The addition of Mercedes engines and a technical partnership with Williams presents the team, on paper, with the opportunity to finally move away from the back of the grid.
However, they will attempt to crack the midfield without the long-time guiding hands of John Booth and Graeme Lowdon after the popular pair resigned at the end of last season.
Certainly 2015 was all about securing the team's future, rather than on-track results, and giving them the chance to build again after they were rescued from oblivion on the eve of the season by Northern Irishman businessman Stephen Fitzpatrick, the founder of Ovo Energy.
Returning to the paddock for the season-opener in Australia, although they didn't appear on track until the following race in Malaysia, Manor were cut adrift all season, handicapped by running what was essentially their 2014 car and year-old Ferrari engines.
The team, then simply known as Marussia, had fallen into administration and missed the final three races of 2014 when previous owner Andrej Cheglakov pulled his funding after his country's inaugural Russian GP.

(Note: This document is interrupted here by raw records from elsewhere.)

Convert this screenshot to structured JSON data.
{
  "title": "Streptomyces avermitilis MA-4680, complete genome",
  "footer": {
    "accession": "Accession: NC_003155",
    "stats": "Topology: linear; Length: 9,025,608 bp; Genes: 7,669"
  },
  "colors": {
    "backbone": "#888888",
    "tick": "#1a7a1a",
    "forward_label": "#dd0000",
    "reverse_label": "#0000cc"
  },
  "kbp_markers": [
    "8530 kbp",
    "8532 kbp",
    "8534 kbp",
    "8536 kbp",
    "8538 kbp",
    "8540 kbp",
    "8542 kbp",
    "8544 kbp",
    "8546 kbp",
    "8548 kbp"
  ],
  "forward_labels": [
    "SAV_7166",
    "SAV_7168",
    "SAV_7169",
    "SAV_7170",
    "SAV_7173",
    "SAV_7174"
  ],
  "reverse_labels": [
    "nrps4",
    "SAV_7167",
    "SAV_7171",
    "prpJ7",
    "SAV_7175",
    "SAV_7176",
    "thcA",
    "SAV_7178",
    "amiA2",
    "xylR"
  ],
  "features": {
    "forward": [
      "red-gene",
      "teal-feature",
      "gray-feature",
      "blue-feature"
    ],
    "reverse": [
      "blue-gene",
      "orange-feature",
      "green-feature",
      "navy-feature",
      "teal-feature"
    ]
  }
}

The news came just three weeks after the harrowing events of Suzuka when Jules Bianchi, their popular and hugely talented young French driver, suffered serious head injuries in an accident in the rain-affected race. Bianchi succumbed to his injuries in July 2015 aged 25, after spending eight months in a coma.
In his two seasons in F1, Bianchi had delivered the team's first - and, as of the start of 2016, so far only - F1 points after a four-year wait with a storming drive to ninth place at the 2014 Monaco GP.
The going had always been tough for the team from the moment they joined the grid alongside fellow newcomers Lotus Racing (later Caterham) and Hispania (later HRT) - both of who are now defunct - in 2010, having applied to join the sport under a budget cap proposal that never became reality.
The team had its roots in Booth's hugely successful Manor Motorsport junior teams. Established in 1990, a string of future F1 stars passed through the Manor ranks in F3, including future world champions Kimi Raikkonen and Lewis Hamilton.
Initially entering F1 with sponsorship from Richard Branson's Virgin brand, the team were launched in conjunction with former Benetton and Simtek technical chief Nick Wirth and famously pioneered an all-computational fluid dynamics (CFD) car design with the VR-01.
However, the new squad suffered huge embarrassment in their early races when it was discovered that the car's fuel tank was too small. Coupled with other reliability problems, the team didn't record a two-car finish until a new chassis was pressed into service at the start of the European season.
Wirth had continued to enthusiastically champion the CFD method despite a disappointing series of results into 2011, which only saw Virgin fall further away from Caterham (then Team Lotus) and the two parties eventually parted company. In response, former Renault engineering chief Pat Symonds came on board as a consultant and the team soon signed a technical deal with McLaren.
Virgin's reliability record greatly improved in 2011, but on-track performances failed to do so, and there appeared little to smile about at the start of 2013 either as the now Marussia-branded team missed all of the official winter tests following a failed crash test with the new MR-01.
However, things did steadily get better thereafter and they were only denied the lucrative 10th place in the championship for the first time in the closing stages of the Brazilian GP finale.
2013 then did finally deliver 10th place in the standings at Caterham's expense - which then became ninth in 2014 ahead of Sauber too, despite not completing the season, thanks to Bianchi's two points in Monaco.
It has been far from easy in the couple of years since then, but Manor always keep fighting and now equipped with the best engine in the field could spring and surprise or two in 2016.